American television producer

Burton "Burt" Nodella (May 26, 1924 – February 23, 2016), also known as Cary Nodella, was an American television producer, most notably for the cult classic Get Smart.

==World War II==
The Brooklyn native served in the United States Army in World War II under General George S. Patton Jr., survived conflicts at Omaha Beach and the Battle of the Bulge, and helped liberate the Bergen-Belsen concentration camp.

==Career==
Nodella produced 47 episodes during seasons three and four of the 1960s comedy series Get Smart, wrote a couple of installments and appeared as a KAOS doctor in another.
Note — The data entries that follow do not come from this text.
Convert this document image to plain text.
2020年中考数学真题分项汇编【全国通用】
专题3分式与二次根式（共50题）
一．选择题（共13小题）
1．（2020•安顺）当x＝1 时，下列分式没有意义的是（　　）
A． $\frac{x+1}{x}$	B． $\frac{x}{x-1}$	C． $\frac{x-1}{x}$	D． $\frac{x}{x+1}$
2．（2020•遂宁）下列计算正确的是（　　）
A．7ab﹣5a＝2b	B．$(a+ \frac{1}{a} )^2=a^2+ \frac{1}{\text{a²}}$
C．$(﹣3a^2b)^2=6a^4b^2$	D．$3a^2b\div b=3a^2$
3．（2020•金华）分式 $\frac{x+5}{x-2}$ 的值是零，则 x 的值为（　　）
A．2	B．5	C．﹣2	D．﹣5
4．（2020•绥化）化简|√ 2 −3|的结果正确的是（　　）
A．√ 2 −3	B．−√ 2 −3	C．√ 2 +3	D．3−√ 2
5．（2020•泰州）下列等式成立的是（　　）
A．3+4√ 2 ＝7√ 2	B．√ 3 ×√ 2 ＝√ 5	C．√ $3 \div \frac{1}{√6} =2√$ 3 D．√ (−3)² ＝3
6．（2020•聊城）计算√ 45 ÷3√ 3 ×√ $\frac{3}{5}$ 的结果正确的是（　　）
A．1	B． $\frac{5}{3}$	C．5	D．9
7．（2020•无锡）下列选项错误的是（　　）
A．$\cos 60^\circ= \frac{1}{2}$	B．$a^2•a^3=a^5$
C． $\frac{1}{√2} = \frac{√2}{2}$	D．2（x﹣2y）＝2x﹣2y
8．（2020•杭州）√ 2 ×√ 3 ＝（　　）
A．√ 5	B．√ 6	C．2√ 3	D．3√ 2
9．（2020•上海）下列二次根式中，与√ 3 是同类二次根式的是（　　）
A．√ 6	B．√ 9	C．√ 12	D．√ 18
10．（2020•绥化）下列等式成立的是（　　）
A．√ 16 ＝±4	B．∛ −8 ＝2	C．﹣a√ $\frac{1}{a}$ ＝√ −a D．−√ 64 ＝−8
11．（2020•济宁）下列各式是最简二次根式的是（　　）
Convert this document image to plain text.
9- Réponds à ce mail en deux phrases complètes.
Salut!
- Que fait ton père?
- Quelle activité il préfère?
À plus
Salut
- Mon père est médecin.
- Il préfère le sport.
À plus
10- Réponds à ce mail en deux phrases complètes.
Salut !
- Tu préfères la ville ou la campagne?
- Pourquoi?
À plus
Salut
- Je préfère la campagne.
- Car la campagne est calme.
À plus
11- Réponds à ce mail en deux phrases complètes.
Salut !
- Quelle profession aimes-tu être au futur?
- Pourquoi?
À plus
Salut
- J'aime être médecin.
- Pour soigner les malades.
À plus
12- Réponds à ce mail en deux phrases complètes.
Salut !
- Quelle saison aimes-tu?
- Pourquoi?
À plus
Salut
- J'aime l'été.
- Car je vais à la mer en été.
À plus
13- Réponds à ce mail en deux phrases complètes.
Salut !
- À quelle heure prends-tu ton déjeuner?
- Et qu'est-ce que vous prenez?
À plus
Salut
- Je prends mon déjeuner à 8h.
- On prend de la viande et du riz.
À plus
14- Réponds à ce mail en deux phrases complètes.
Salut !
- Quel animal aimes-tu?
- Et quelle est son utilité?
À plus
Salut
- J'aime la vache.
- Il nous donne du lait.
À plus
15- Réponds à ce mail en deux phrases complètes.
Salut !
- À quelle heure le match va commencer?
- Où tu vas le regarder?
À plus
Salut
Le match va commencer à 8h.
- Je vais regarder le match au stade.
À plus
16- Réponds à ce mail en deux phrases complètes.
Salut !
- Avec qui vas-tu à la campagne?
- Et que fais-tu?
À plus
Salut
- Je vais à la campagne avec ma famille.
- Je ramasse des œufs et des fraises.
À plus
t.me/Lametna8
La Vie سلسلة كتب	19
He won two Emmy Awards in 1968 and 1969 for producing the series. He also contributed to The Tim Conway Show (1970) and CBS Summer Playhouse, as well as various television movies.

==Personal life==
In 1946, Nodella attended University of California, Los Angeles where he met Joanne Davis. They married in 1947 and had two children. From 1968 to 1979, Nodella dated model and actress Barbara Feldon, who played "Agent 99" on Get Smart. He spent his remaining years living on his boat in Marina del Rey.

==Death==
Burt Nodella died on February 23, 2016, aged 91, and was survived by his two children, Matthew Nodella and Carrie Kane.